Monday, August 06, 2007

Send in the Clowns…

…Don’t bother — they’re here.

The House of Representatives voted today for a big increase in the taxes paid by the large oil companies. It also voted to subsidize clean green alternative fuels.

The oil companies will face a burden of $16 billion levied by our economics-challenged representatives. Are new taxes supposed to make our oil companies more productive? Are new taxes going to give America the leading edge in oil production? Or is this new policy simply designed to appeal to the envy vote?
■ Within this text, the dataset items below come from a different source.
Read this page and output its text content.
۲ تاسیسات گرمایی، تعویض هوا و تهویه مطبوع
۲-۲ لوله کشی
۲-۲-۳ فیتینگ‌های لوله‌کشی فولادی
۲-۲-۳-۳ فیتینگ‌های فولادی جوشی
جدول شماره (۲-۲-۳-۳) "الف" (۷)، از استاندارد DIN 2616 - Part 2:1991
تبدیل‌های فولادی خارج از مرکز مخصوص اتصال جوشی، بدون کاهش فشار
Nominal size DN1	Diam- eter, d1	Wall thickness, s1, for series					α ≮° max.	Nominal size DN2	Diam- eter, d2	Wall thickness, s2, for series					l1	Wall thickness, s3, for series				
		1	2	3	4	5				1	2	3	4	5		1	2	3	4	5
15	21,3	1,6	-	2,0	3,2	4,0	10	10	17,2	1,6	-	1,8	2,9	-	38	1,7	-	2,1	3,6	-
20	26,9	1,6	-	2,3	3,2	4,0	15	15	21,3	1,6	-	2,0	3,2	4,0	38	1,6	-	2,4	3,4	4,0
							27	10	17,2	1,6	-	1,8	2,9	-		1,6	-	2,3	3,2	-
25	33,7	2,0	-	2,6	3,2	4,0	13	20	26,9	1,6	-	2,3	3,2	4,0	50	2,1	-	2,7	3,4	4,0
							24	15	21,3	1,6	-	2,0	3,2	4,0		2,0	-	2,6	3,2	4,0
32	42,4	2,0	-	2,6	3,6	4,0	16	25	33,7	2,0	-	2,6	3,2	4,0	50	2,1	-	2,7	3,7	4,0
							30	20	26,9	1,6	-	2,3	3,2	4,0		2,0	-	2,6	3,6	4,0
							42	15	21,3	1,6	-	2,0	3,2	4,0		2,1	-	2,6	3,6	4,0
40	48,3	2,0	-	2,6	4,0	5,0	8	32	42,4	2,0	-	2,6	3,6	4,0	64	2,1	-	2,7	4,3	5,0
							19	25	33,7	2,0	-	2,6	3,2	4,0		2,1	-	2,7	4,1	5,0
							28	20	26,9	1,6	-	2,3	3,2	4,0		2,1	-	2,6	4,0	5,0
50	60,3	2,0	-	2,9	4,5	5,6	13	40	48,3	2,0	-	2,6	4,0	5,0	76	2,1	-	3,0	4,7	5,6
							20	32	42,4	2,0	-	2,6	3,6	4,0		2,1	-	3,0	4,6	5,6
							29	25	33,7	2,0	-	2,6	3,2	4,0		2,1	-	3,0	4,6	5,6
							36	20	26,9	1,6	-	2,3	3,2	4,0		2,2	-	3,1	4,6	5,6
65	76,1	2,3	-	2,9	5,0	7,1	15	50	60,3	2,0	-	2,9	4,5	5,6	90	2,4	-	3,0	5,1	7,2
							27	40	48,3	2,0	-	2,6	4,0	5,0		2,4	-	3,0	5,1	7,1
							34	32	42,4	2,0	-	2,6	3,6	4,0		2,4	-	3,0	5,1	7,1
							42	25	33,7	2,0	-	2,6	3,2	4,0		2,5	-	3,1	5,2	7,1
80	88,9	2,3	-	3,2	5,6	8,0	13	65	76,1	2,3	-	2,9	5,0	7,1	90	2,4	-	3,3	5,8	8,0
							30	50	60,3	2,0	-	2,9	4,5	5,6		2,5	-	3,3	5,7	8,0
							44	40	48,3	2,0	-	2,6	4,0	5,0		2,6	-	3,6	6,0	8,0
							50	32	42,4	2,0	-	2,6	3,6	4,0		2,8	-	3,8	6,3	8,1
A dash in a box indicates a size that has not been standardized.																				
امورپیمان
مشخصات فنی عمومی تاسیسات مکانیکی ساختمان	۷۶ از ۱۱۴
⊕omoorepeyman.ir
Democrats not only propose and pass economically illiterate bills, they also devise them to appeal to the irrational voter - and there are plenty of those to go around. People who cheer on this kind of legislation don’t bother to look at the investments found in their 401k mutual funds. It doesn’t occur to them that anti-business legislation is also anti-abundance.

Democrat legislators and the people who vote for them operate on the scarcity principle. They see the world as having a limited supply of everything, whether it be food, shelter, resources, or jobs. Their solutions, based as they are on irrational fears, only exacerbate the problems they seek to avoid with their attempts to mandate success and control individual enterprise, so that Everything Shall Be Fair.

In his book he Myth of the Rational Voter: Why Democracies Choose Bad Policies, Bryan Caplan lays out the case that an ill-educated electorate inevitably chooses representatives that “foment” irrational beliefs and expectations in the voters who choose them.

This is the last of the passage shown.